Validating Queriesedit

Queries can become quite complex and, especially when combined with different analyzers and field mappings, can become a bit difficult to follow. The validate-query API can be used to check whether a query is valid.

GET /gb/tweet/_validate/query
{
   "query": {
      "tweet" : {
         "match" : "really powerful"
      }
   }
}

The response to the preceding validate request tells us that the query is invalid:

{
  "valid" :         false,
  "_shards" : {
    "total" :       1,
    "successful" :  1,
    "failed" :      0
  }
}

Understanding Errorsedit

To find out why it is invalid, add the explain parameter to the query string:

GET /gb/tweet/_validate/query?explain 
{
   "query": {
      "tweet" : {
         "match" : "really powerful"
      }
   }
}

The explain flag provides more information about why a query is invalid.

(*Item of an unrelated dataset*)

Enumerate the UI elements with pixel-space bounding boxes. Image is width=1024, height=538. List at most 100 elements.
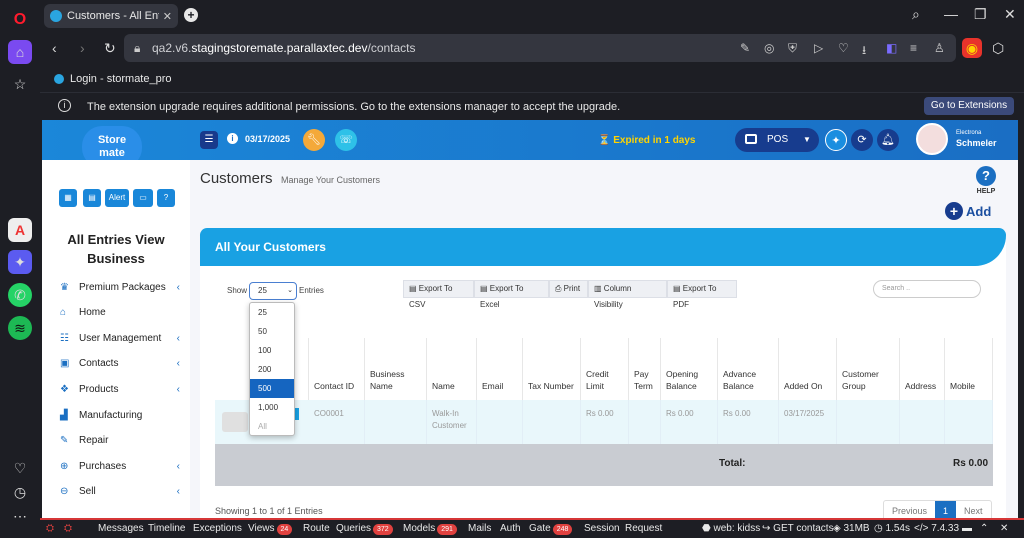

Apparently, we’ve mixed up the type of query (match) with the name of the field (tweet):

{
  "valid" :     false,
  "_shards" :   { ... },
  "explanations" : [ {
    "index" :   "gb",
    "valid" :   false,
    "error" :   "org.elasticsearch.index.query.QueryParsingException:
                 [gb] No query registered for [tweet]"
  } ]
}

Understanding Queriesedit

Using the explain parameter has the added advantage of returning a human-readable description of the (valid) query, which can be useful for understanding exactly how your query has been interpreted by Elasticsearch:

GET /_validate/query?explain
{
   "query": {
      "match" : {
         "tweet" : "really powerful"
      }
   }
}

An explanation is returned for each index that we query, because each index can have different mappings and analyzers:

{
  "valid" :         true,
  "_shards" :       { ... },
  "explanations" : [ {
    "index" :       "us",
    "valid" :       true,
    "explanation" : "tweet:really tweet:powerful"
  }, {
    "index" :       "gb",
    "valid" :       true,
    "explanation" : "tweet:realli tweet:power"
  } ]
}

From the explanation, you can see how the match query for the query string really powerful has been rewritten as two single-term queries against the tweet field, one for each term.

Also, for the us index, the two terms are really and powerful, while for the gb index, the terms are realli and power. The reason for this is that we changed the tweet field in the gb index to use the english analyzer.